CD-Kritik

European Jazz Sextet |

Live at the International Jazzfest in Viersen

Text: Klaus Hübner | Fotos: Hans-Joachim Maquei

Viersen, 28.09.2014 | Amerika ist das Eine, vielleicht das Wahre, jedenfalls das Ursprüngliche. Im Jazz. Amerika war das Land der unbegrenzten Möglichkeiten, den Jazz weiter und weiter und weiter zu entwickeln, seine Grenzen auszuloten und beständig Neues aus ihm selbst heraus zu generieren. Das hat sich in den mehr als einhundert Jahren Jazzgeschichte nicht großflächig verändert, auch wenn etwa Django Reinhardt mit dem Hot Club de France einen europäischen Jazzgedanken erst als kleines Pflänzchen, dann als beleibter Busch seine Nase in den Amerikanismus des Jazz steckte. Siebzig Jahre nach der Erfindung des Jazz, in den 1970ern, entstand ein europäischer Jazzgedanke, der sich in einem Gemisch aus Freejazz und Jazzrock entfaltete und der sogar Einfluss auf die amerikanische Jazzentwicklung nahm.

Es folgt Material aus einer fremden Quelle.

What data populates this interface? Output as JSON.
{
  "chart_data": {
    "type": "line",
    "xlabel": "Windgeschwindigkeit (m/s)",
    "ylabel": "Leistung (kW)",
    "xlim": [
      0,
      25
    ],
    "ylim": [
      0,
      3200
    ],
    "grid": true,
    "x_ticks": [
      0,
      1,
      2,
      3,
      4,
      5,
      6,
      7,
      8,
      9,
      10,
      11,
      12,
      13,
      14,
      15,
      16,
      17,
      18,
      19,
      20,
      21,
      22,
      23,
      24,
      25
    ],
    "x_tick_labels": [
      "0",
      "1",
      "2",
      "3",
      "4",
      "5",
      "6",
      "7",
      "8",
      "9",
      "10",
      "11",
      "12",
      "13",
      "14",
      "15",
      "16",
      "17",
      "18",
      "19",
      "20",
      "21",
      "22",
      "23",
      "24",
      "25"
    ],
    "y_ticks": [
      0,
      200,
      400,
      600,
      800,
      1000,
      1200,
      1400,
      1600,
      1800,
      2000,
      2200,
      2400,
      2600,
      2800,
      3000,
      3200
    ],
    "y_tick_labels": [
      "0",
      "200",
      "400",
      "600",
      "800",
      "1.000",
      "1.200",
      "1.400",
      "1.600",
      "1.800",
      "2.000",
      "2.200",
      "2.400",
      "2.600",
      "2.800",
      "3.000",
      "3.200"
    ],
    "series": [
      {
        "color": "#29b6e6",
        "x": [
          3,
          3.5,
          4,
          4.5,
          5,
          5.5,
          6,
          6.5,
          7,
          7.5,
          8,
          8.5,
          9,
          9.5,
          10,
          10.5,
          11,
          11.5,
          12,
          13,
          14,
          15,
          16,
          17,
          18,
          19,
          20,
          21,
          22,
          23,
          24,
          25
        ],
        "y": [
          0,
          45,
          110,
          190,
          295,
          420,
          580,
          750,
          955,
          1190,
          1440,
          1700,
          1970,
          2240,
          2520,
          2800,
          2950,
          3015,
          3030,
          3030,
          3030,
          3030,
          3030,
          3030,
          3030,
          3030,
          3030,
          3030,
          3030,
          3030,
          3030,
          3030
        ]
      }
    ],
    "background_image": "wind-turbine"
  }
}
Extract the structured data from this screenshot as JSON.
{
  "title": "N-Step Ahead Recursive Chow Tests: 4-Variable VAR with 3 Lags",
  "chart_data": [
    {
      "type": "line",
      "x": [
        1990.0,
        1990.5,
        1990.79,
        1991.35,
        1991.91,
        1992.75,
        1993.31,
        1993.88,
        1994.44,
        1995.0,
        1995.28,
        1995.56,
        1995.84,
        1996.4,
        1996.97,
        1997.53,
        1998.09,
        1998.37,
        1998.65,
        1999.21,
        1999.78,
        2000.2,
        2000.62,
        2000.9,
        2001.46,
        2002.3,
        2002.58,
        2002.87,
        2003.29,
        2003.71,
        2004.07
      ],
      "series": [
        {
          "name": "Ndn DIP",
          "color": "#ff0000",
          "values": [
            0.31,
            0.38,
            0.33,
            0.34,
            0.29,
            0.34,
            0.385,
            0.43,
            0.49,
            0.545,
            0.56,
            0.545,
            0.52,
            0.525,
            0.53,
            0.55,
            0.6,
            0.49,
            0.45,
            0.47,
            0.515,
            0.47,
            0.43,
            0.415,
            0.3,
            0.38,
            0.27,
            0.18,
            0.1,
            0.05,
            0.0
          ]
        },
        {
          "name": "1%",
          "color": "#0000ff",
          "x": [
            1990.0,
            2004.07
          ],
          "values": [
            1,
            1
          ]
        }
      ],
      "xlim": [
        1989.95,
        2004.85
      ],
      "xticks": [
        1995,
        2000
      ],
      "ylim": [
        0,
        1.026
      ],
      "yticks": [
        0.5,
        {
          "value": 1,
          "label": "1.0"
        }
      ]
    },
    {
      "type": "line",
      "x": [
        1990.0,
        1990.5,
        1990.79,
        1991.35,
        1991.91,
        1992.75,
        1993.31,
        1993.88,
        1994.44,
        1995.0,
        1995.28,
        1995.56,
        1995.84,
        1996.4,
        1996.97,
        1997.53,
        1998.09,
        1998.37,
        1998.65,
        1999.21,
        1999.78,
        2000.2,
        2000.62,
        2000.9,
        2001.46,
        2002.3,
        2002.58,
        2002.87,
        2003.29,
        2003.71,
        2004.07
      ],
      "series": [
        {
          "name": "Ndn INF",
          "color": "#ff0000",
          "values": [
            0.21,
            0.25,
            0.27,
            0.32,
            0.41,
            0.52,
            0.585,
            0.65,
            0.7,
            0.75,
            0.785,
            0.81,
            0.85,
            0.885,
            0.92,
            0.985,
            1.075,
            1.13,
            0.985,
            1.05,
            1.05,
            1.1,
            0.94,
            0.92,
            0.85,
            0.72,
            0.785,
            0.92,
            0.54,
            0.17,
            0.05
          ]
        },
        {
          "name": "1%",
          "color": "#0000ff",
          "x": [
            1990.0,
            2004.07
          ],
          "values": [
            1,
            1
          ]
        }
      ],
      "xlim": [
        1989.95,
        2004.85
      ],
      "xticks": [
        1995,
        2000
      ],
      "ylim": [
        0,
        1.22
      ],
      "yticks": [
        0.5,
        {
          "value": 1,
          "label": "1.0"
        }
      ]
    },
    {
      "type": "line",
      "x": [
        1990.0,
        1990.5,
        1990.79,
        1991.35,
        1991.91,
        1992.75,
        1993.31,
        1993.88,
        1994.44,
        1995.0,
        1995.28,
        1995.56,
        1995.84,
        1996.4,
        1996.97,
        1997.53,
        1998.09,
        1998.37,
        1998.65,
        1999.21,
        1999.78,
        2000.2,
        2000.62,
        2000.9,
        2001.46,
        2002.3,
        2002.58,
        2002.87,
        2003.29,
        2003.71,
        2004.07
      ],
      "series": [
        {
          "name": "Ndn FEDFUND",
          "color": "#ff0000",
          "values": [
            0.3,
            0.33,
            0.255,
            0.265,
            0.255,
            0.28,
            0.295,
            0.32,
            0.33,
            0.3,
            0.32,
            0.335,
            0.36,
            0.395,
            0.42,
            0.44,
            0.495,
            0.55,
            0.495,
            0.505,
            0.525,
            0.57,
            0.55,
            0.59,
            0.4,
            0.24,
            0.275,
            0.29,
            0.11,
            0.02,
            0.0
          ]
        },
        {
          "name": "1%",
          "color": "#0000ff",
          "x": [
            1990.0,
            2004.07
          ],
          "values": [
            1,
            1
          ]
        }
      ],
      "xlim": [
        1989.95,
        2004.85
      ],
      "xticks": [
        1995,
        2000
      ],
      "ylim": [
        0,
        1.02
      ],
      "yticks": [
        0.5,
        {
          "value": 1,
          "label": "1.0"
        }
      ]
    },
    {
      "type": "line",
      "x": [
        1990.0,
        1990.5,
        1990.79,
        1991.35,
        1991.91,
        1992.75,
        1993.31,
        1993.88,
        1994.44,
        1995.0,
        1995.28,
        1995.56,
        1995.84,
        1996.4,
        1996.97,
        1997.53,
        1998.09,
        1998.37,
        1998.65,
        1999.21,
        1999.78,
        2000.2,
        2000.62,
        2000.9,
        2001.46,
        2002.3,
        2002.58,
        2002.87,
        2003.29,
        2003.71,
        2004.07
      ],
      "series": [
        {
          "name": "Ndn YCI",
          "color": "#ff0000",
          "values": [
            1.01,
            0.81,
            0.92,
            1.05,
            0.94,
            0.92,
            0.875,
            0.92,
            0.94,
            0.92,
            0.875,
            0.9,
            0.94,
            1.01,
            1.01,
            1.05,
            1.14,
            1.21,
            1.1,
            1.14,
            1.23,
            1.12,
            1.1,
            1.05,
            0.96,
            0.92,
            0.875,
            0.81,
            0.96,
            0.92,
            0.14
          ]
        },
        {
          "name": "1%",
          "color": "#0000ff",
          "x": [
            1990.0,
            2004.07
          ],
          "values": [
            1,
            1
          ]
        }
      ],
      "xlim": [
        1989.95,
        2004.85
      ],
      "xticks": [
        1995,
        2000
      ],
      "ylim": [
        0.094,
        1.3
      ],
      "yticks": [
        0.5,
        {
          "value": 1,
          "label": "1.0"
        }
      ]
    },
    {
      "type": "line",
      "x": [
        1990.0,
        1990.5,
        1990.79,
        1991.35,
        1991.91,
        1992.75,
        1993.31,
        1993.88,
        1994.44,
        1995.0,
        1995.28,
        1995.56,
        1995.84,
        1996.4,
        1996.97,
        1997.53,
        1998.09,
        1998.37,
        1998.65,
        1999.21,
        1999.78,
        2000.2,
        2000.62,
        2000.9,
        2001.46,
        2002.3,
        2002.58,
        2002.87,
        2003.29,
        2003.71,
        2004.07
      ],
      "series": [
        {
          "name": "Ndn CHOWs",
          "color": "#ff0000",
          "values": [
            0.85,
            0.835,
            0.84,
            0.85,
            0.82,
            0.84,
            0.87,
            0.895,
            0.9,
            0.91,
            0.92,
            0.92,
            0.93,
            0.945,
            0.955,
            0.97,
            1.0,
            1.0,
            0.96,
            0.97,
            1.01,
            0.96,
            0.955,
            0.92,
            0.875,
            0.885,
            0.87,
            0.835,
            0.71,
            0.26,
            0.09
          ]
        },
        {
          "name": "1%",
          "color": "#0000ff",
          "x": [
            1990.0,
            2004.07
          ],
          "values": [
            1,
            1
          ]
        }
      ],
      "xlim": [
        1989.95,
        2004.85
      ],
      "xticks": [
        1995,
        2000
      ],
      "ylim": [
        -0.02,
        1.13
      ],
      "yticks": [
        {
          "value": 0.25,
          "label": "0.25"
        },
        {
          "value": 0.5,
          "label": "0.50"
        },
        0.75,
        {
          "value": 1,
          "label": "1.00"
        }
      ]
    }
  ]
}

Während dieser Auf- und Umbruchphase, im Jahr 1976, gründeten Ali Haurand, Alan Skidmore Gerd Dudek, Leszek Zadio und Pierre Courbois das European Jazz Ensemble, das bis heute zu den dauerhaftesten und beständigsten Formationen im europäischen Jazz zählt. Maßgeblich angestoßen und nach vorne geschoben vom unermüdlichen Ali Haurand aus Viersen fand das Ensemble immer wieder neue Köpfe, die in verschiedenen Zusammenstellungen miteinander agierten. Im vergangenen Jahr stand das European Jazz Ensemble im Sechserpack auf der Bühne der Festhalle in Viersen, wo Ali Haurand vor vielen Jahren ein international besetztes Festival auf den Weg gebracht hatte.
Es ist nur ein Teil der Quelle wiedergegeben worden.